- Title card
- Directed by: Rudolf Ising
- Produced by: Hugh Harman Rudolf Ising Leon Schlesinger
- Starring: Johnny Murray Rochelle Hudson (both uncredited)
- Music by: Frank Marsales
- Animation by: Isadore Freleng Norm Blackburn
- Color process: Black and white
- Production companies: Harman-Ising Productions Leon Schlesinger Productions
- Distributed by: Warner Bros. Pictures The Vitaphone Corporation
- Release date: October 21, 1931; (earliest known date)
- Running time: 6:54
- Country: United States
- Language: English

= You Don't Know What You're Doin'! =

1931 film

You Don't Know What You're Doin'! is a 1931 American animated comedy short film. It is the fourth film in the Merrie Melodies series and the first starring Piggy, one of the series' early recurring characters. It was released as early as October 21, 1931. (Note: The earliest listing for this short was October 24. Because of the previous archived link, it likely premiered on October 17, since new cartoon shorts would premiere in theaters on Saturdays.) It was directed by Rudolf Ising.

==Plot==

The film

A jazz orchestra plays the titular song, attracting a great crowd. Piggy picks up his girlfriend Fluffy and takes her to a theater where the orchestra is playing. Piggy mocks the trumpet soloist, then crashes the stage to play a corny chorus of the 1873 hit "Silver Threads Among the Gold" on the saxophone. Three shabbily-dressed drunken dogs in the balcony, mock Piggy with the title song "You Don't Know What You're Doin'", as Piggy defends his self-perceived "talent", but ironically the dogs get the audience's applause for their talent in singing.
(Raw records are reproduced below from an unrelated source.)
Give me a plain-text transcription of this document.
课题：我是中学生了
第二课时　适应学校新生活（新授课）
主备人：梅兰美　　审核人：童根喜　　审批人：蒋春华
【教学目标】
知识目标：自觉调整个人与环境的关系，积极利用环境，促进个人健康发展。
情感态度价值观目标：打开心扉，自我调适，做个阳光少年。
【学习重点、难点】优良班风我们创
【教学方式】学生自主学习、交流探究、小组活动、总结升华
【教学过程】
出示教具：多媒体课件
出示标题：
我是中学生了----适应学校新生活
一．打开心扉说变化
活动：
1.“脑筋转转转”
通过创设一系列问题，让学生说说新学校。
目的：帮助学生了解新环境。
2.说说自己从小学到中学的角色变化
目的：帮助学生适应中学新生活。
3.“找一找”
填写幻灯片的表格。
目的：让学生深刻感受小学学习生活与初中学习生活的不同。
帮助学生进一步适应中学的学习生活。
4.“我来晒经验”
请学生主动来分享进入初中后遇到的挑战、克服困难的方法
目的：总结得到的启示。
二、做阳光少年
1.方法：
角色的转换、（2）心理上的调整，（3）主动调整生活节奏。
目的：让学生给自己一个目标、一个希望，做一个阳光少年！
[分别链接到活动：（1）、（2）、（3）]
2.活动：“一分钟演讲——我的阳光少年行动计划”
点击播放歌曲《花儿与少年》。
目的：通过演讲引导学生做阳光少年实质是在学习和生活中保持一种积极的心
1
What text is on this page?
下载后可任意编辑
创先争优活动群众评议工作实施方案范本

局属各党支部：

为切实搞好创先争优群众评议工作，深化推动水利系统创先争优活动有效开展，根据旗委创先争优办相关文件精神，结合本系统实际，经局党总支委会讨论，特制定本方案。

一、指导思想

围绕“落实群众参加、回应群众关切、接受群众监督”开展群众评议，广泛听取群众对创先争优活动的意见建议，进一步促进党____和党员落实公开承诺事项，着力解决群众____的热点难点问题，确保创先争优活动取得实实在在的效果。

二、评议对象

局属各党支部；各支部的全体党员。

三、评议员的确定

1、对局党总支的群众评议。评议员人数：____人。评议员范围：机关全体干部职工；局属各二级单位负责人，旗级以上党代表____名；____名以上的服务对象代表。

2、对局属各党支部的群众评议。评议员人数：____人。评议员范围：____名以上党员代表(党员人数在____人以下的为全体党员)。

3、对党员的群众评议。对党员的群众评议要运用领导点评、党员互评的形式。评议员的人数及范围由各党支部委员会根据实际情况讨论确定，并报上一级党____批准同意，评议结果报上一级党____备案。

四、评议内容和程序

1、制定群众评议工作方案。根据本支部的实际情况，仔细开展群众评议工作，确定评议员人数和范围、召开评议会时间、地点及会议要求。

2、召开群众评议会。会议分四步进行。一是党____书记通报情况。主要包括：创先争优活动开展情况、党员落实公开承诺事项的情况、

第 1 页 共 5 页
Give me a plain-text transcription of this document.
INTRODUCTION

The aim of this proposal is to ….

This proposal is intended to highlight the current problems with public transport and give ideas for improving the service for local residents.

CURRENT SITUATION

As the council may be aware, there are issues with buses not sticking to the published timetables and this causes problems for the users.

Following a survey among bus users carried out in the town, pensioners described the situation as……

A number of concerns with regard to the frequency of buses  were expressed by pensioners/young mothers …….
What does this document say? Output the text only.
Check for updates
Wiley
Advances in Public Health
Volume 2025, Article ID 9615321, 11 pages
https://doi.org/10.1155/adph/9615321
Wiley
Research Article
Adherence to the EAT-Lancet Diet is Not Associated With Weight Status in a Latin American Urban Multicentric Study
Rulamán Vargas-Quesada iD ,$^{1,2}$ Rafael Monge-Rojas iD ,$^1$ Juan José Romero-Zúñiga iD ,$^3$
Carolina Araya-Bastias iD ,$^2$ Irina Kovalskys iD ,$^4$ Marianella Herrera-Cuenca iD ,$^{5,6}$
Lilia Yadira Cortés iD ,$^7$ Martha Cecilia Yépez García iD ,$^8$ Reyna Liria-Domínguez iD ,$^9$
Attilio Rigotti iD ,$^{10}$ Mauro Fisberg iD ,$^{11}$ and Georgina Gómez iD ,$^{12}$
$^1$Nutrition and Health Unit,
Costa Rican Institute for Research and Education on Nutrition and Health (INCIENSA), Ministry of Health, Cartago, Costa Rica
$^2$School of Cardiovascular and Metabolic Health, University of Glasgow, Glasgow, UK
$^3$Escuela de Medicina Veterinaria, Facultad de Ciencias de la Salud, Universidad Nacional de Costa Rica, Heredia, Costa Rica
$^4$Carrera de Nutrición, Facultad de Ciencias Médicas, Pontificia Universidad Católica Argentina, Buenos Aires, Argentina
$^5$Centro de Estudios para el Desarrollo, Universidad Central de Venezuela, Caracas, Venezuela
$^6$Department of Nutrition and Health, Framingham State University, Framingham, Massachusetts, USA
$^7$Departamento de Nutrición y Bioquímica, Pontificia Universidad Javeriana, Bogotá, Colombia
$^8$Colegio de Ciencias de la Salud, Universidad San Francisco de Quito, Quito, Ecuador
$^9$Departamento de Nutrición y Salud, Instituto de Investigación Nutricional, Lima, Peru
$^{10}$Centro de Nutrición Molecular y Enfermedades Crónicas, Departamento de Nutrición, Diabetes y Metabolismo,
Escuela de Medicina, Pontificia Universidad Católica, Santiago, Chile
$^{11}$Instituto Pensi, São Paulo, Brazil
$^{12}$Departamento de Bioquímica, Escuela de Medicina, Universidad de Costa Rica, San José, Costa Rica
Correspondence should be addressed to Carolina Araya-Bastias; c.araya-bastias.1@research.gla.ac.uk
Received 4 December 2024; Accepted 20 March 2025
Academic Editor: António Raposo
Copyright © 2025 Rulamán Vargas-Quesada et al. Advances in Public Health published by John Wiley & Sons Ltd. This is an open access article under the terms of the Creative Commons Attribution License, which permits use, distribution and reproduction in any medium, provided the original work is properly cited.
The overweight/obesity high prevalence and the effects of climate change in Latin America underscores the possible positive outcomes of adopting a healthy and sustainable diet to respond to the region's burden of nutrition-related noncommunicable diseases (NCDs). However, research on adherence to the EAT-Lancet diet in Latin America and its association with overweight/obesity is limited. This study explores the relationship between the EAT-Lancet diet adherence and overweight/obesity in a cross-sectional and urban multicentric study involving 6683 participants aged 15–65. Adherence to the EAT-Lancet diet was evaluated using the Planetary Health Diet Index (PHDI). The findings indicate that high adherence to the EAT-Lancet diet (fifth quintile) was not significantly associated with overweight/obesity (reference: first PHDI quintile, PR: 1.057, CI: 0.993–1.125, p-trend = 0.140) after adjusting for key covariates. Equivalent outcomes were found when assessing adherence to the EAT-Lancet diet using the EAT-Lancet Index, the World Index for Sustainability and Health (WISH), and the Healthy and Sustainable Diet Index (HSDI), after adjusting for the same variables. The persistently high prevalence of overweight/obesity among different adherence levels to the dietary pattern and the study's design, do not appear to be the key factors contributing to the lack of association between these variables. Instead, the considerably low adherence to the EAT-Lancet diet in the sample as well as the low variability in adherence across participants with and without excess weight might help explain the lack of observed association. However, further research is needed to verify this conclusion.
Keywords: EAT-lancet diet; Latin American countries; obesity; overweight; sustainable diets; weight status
One of the dogs bounces on a drum and joins Piggy onstage. The dog drinks from a bottle of bootleg hootch and belches in Piggy's face. The fumes on his breath instantly intoxicate Piggy. Piggy snatches the booze and runs out of the theater with the dog chasing him. He pours some of it into the radiator of a car, which drives throughout the city while the dog chases them. Both hallucinate the city to be lifelike and more confusing through their intoxication. The dog continues to chase after Piggy, but both of them eventually end up in the back of a truck which dumps them into a landfill.

==Music==
The musical soundtrack was done by the then-nationally famous Abe Lyman Orchestra (though on some prints mis-attributed to the Gus Arnheim band), which adds a happy energy throughout the cartoon. The eccentric virtuoso trombone playing of Orlando "Slim" Martin is prominently featured. Martin played not only music but also some rather bizarre effects on his horn (the techniques he used to produce some of his sounds continue to puzzle other trombonists). His trombone solo representing the drunken automobile is especially memorable. The Schlesinger Studio had their sound effects department construct mechanical devices to roughly reproduce some of Martin's sounds, which became standard cartoon sound effects.

==Colorized version==
The short was redrawn colorized in 1987. This version suffered from many issues, such as missing frames and animation, making it much inferior to the original.

==Home media==
You Don't Know What You're Doin'! is available on Disc 3 of the Looney Tunes Golden Collection: Volume 6.